Giving evidence to a public inquiry into the scandal, ex-chief executive Paula Vennells read out a statement in which she said "how sorry I am for all that subpostmasters and their families and others have suffered as a result of all of the matters that the inquiry is looking into".
More than 700 subpostmasters running small local post offices received criminal convictions between 1999 and 2015 after the faulty Horizon accounting software made it appear that money had gone missing from their branches.
Many ended up bankrupt and shunned by their communities. Some were jailed. At least four people took their own lives.
The High Court in London in 2019 ruled that it had been computer errors, not criminality, that had been behind the missing money.
Vennells, who many of the victims blame for their ordeal, said in January that she would hand back the CBE (Commander of the British Empire) honour given to her in 2018, as the public outcry mounted.
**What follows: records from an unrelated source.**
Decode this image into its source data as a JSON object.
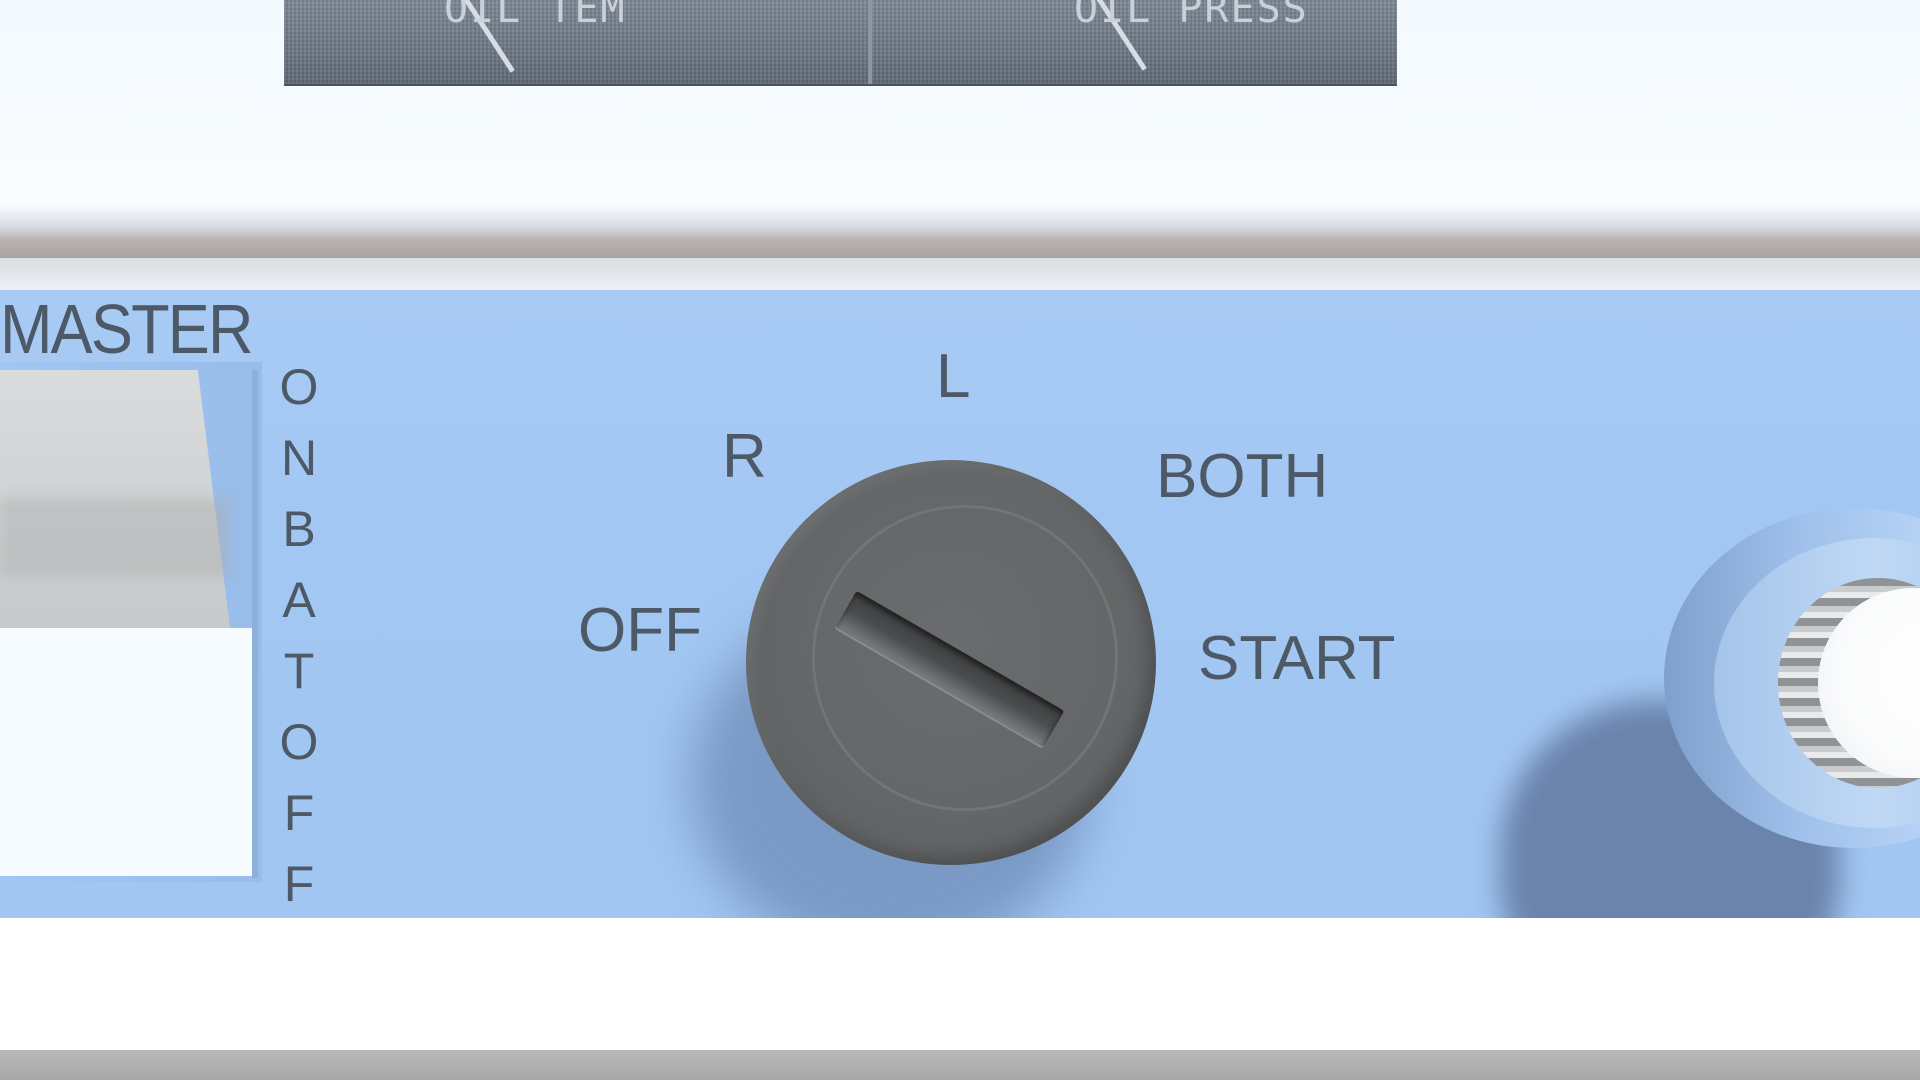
{
  "gauges": {
    "oil_temp_label": "OIL TEMP",
    "oil_press_label": "OIL PRESS"
  },
  "panel": {
    "title": "MASTER",
    "master_switch": {
      "label_letters": [
        "O",
        "N",
        "B",
        "A",
        "T",
        "O",
        "F",
        "F"
      ]
    },
    "magneto_selector": {
      "positions": {
        "off": "OFF",
        "right": "R",
        "left": "L",
        "both": "BOTH",
        "start": "START"
      }
    }
  },
  "colors": {
    "panel_blue": "#a3c7f3",
    "knob_gray": "#646668",
    "label_gray": "#4d5966",
    "background": "#f4fafe"
  }
}
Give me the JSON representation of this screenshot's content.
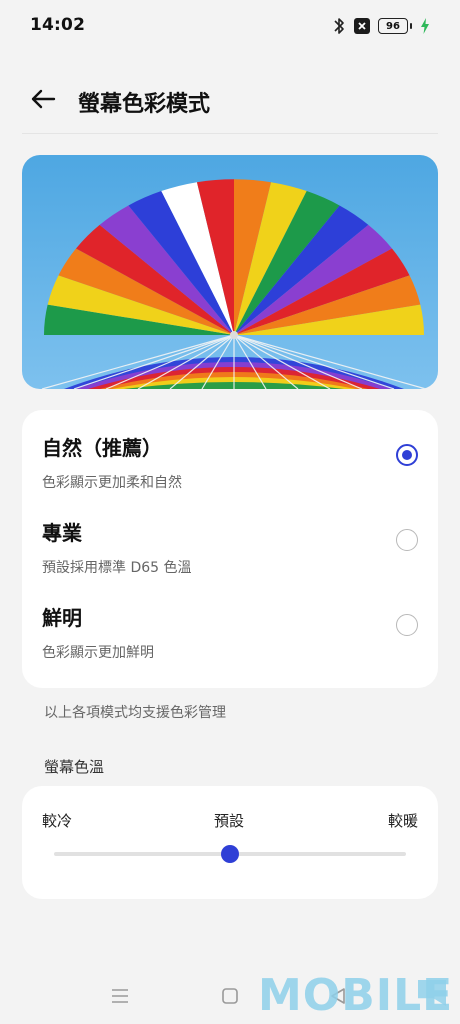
{
  "status_bar": {
    "time": "14:02",
    "icons": [
      "bluetooth-icon",
      "close-box-icon",
      "battery-icon",
      "charging-bolt-icon"
    ],
    "battery_level": "96"
  },
  "header": {
    "back_icon": "arrow-left-icon",
    "title": "螢幕色彩模式"
  },
  "preview": {
    "image": "rainbow-parachute-photo"
  },
  "color_modes": {
    "selected_index": 0,
    "options": [
      {
        "title": "自然（推薦）",
        "description": "色彩顯示更加柔和自然"
      },
      {
        "title": "專業",
        "description": "預設採用標準 D65 色溫"
      },
      {
        "title": "鮮明",
        "description": "色彩顯示更加鮮明"
      }
    ]
  },
  "note": "以上各項模式均支援色彩管理",
  "temperature": {
    "section_label": "螢幕色溫",
    "labels": {
      "cool": "較冷",
      "default": "預設",
      "warm": "較暖"
    },
    "value_fraction": 0.5
  },
  "nav_bar": {
    "icons": [
      "menu-icon",
      "home-square-icon",
      "back-triangle-icon"
    ]
  },
  "watermark": "MOBILE",
  "colors": {
    "accent": "#2f3fd6",
    "background": "#f3f3f3",
    "card": "#ffffff",
    "watermark": "#8fd0ea"
  }
}
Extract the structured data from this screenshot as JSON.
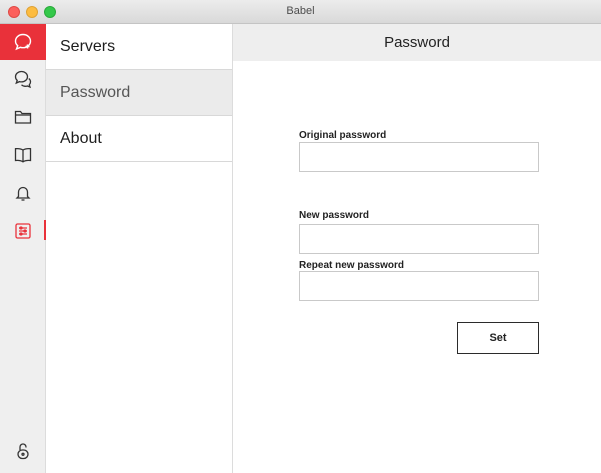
{
  "window": {
    "title": "Babel"
  },
  "iconbar": {
    "accent_color": "#e9313a",
    "items": [
      {
        "icon": "new-chat-icon"
      },
      {
        "icon": "chats-icon"
      },
      {
        "icon": "folder-icon"
      },
      {
        "icon": "book-icon"
      },
      {
        "icon": "bell-icon"
      },
      {
        "icon": "settings-icon",
        "active": true
      }
    ],
    "bottom_icon": "unlock-icon"
  },
  "submenu": {
    "items": [
      {
        "label": "Servers"
      },
      {
        "label": "Password",
        "active": true
      },
      {
        "label": "About"
      }
    ]
  },
  "main": {
    "title": "Password",
    "form": {
      "original_label": "Original password",
      "original_value": "",
      "new_label": "New password",
      "new_value": "",
      "repeat_label": "Repeat new password",
      "repeat_value": "",
      "submit_label": "Set"
    }
  }
}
Being quizzed about her role in the scandal for the first time, Vennells told the inquiry on Wednesday that "there was information I wasn't given and others didn't receive as well.
"One of my reflections of all of this -- I was too trusting," she added.
"My deep sorrow in this is that I think that individuals, myself included, made mistakes, didn't see things, didn't hear things."
Despite rumbling on for many years, it was not until a TV drama aired earlier this year that the scandal generated widespread public anger, and led the government to take action.
It unveiled legislation in March to exonerate those wrongly prosecuted and said it would also act to improve the compensation available to different groups of subpostmasters.
Around £179 million ($225 million) has already been spent compensating claimants through schemes and litigation, according to the government.
The public inquiry into the scandal led by retired high court judge Wyn Williams was established in September 2020, and its legal powers were beefed up in June 2021.